As in this case, Professor Jalal always selects her damning quotes with care, and deploys them effectively –- most notably, perhaps, when relying on Robert Fisk of The Independent to describe Bill Clinton’s whistle-stop lecture-visit to Islamabad in 2000. The security turned Islamabad into “a city without people in a country without a voice”, said Mr Fisk; “there was something almost sinister about President Clinton’s cortege, his long sleek limousine swishing at 60 mph down the empty autobahn". Professor Jalal leaves us with little doubt that she shares Mr Fisk’s opinions.
This sympathy is even clearer later. When describing Mr Clinton’s address to the people of Pakistan on that visit, where he memorably warned – with Kargil fresh in his listeners’ minds – against “redrawing borders with blood”, she cannot describe or contextualise this simply as a historian; the narrative steps out of that role and responds sharply and jarringly to the president with the nationalistic pablum that is the official position on Kashmir. (Unsurprisingly, the scholarly footnotes for this section are two angry op-eds, published at that time in Dawn – by a certain Ayesha Jalal.)
Here Professor Jalal tells us, in her capacity as the 21st century’s Sole Spokesman, what Pakistanis wanted from Mr Clinton in 2000: “Some reassurance from the leader of the most powerful nation on earth that redirecting energies to ‘regional peace’ would bring Pakistan solid post-Cold War dividends.” This is, in its own way, a reasonable representation of what Pakistan still wants from America and the world. It is almost tragic that even the apologetic history that Professor Jalal has offered up to that point does nothing to disguise the sheer shared lunacy of this expectation.

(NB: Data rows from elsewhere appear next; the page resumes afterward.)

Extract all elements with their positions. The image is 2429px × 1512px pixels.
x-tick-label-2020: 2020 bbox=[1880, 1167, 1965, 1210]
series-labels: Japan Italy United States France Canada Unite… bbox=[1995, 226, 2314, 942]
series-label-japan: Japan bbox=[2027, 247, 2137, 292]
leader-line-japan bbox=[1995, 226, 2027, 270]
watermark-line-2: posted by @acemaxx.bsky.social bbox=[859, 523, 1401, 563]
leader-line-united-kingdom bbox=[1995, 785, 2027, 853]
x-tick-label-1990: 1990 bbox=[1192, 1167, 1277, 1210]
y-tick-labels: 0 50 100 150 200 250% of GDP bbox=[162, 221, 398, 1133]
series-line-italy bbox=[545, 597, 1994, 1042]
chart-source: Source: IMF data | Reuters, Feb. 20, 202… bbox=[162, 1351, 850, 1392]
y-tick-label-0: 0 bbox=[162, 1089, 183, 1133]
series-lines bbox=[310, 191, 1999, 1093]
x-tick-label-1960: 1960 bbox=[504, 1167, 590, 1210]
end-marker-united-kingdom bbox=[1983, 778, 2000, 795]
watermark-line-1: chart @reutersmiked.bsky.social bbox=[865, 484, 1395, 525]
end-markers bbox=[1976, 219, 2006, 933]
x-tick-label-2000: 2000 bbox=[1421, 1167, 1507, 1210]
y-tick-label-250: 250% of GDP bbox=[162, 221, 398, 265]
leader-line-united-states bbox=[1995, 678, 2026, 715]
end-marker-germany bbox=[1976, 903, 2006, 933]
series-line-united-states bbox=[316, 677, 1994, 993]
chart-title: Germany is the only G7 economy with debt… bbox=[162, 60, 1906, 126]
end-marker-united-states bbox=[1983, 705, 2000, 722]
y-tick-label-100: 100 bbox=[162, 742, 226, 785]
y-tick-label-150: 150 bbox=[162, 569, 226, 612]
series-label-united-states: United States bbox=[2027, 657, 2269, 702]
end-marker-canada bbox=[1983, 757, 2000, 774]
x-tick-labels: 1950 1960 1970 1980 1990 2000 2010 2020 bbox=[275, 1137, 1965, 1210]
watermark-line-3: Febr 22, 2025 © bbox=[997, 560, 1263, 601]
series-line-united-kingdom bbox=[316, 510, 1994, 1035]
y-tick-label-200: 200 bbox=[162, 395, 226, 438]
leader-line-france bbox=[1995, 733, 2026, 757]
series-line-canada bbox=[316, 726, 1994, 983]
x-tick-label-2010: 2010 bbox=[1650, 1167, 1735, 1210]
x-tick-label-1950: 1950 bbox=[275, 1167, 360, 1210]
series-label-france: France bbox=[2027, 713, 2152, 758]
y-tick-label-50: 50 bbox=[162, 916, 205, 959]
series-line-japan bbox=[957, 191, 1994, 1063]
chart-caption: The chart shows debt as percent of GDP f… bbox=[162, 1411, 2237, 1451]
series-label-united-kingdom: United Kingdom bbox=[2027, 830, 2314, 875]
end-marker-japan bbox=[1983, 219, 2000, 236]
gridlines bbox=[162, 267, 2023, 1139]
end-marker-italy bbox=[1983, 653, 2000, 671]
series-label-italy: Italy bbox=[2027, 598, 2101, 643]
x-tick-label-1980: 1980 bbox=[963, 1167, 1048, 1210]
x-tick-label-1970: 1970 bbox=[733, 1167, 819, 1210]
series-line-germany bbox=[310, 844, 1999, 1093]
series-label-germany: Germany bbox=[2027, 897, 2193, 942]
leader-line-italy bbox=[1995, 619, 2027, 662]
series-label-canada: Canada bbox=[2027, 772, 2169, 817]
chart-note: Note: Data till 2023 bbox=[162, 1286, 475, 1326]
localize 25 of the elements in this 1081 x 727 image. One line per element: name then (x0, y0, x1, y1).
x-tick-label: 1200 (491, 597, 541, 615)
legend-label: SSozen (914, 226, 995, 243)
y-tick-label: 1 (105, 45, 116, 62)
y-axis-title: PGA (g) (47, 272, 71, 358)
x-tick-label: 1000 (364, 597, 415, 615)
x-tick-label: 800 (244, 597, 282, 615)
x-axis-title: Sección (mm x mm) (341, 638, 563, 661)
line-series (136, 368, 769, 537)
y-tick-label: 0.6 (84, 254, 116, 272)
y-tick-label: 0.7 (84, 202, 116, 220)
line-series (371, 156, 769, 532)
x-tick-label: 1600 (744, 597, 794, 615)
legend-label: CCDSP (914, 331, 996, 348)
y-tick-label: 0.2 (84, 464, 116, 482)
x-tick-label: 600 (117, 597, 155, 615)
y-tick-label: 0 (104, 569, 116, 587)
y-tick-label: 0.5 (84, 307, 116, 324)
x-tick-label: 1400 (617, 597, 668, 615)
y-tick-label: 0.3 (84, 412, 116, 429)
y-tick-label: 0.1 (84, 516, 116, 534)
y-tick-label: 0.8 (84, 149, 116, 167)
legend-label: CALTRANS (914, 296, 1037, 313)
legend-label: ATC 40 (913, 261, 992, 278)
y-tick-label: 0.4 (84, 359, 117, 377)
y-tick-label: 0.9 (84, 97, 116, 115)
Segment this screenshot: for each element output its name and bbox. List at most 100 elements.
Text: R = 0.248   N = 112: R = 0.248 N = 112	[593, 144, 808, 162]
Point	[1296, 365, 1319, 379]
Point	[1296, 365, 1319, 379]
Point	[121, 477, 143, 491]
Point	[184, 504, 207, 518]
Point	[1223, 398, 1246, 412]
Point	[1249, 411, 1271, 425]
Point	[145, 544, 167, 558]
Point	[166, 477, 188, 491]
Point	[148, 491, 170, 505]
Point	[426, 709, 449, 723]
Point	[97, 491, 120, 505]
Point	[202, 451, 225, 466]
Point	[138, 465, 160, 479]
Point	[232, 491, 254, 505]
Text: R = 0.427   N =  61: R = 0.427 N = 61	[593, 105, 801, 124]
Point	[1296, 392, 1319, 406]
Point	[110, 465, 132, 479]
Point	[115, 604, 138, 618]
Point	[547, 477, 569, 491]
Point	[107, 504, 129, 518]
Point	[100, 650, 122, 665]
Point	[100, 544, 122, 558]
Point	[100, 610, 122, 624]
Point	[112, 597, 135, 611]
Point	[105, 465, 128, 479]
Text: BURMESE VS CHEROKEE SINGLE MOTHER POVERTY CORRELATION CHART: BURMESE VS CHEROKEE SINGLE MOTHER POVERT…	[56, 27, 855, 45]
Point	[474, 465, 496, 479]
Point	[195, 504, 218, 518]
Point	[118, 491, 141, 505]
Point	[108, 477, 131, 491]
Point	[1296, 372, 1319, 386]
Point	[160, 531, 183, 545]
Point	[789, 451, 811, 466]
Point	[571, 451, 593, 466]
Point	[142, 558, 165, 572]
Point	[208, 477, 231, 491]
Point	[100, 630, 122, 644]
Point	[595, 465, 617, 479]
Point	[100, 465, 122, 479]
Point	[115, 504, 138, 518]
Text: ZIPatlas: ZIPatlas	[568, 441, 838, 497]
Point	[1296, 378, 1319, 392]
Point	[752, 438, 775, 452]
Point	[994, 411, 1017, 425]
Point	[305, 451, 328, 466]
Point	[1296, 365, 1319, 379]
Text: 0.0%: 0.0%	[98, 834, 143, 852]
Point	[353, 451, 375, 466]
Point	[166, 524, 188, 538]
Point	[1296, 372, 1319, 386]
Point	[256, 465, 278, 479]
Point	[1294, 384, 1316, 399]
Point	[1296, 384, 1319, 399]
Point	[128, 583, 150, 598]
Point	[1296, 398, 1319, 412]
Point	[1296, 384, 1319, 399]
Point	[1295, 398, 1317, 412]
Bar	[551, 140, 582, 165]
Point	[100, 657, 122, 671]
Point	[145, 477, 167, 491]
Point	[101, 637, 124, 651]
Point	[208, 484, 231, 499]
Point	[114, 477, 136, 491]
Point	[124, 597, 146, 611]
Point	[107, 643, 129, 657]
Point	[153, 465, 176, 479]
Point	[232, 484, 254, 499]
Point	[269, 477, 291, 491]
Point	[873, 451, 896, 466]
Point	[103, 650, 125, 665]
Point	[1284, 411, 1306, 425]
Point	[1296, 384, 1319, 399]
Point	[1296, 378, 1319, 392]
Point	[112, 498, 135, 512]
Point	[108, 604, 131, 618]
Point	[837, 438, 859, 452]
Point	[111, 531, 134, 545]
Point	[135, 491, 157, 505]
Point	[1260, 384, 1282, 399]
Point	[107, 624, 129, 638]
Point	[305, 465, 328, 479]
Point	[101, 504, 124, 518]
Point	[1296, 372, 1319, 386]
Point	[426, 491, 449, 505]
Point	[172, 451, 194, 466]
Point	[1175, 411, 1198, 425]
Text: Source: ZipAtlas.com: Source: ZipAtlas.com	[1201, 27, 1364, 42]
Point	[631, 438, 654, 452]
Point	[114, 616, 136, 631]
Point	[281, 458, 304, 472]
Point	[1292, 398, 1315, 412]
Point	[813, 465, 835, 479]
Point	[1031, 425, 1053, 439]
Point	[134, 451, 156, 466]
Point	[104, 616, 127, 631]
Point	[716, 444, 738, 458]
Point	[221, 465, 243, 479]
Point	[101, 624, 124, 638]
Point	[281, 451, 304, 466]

Peace, it is clear to the Pakistani establishment, whether “liberal” (like Professor Jalal) or Islamist or military-backed, is only worth it if America bribes you into it. It has no intrinsic value; nor do tangible benefits flow from it. That the Establishment can find justice in this view of peace even when a hundred children die is beyond tragic. And it is also too fundamentally pessimistic and illiberal a principle to underlie a national history. For any country, that is, other than Ayesha Jalal’s Pakistan.